The data revealed that ‘Oumuamua’s shape—long and remarkably flat— was to an extreme degree unlike any space object seen before. The data also showed to a certainty that its unusual trajectory around the Sun was changed, not by any visible outgassing such as occurs with all comets, but most likely due to it being pushed by solar radiation, just like NASA’s rocket booster, 2020 SO, which was discovered by Pan-STARRS on September 17, 2020.
Then there was ‘Oumuamua’s extraordinarily low velocity at the point when our Solar system encountered it, which was measured at what astronomers call the Local Standard of Rest (LSR). In space everything is moving relative to everything else. An object at “rest,” such as ‘Oumuamua, is an object with a velocity that makes it comparatively still among all that movement. This is rare. ‘Oumuamua’s being at the LSR made it an outlier to 99.8% of all stars. Nature infrequently puts objects at the LSR. If, however, humans wished to manufacture an object and place it at the LSR, that would be well within our technological know-how. And that is why I likened ‘Oumuamua to a buoy our Solar system ran into rather than a rocket aimed at our Solar system..."
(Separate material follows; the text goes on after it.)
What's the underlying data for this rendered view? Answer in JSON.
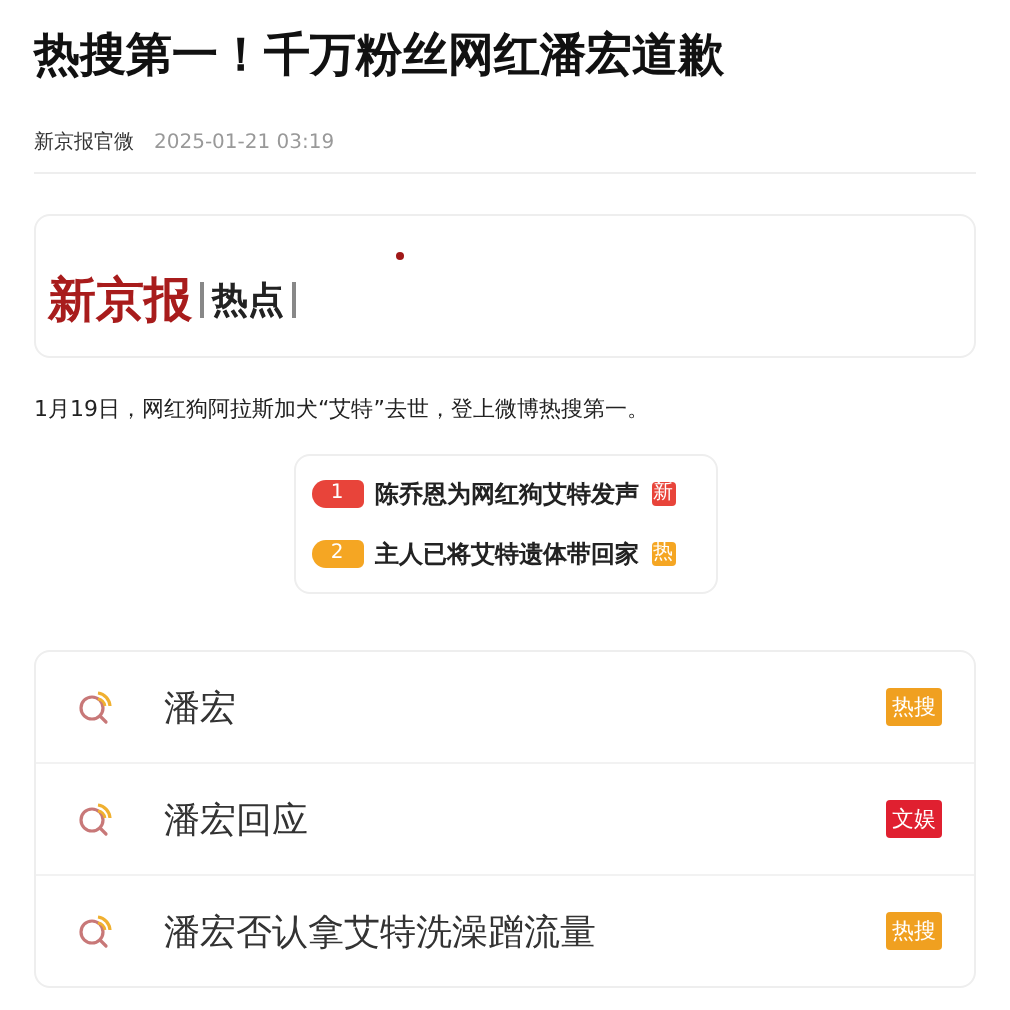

"What was a little more surprising—and disappointing—was the fact that on Day Two, and continuing over Years One through Five, a majority of the scientific community expressed a skepticism about this evidence that was greater than anything directed at scientific speculations such as string theory, types of dark matter, and multiverses. This is despite the fact that to date we have no empirical data demonstrating a theorized string, a dark matter particle, or a single universe other than our own. Scientists, in other words, are more comfortable asserting the existence of phenomena they have no empirical evidence for than accepting the possible existence of a phenomenon—Extraterrestrial Civilization (ETC)—for which we do."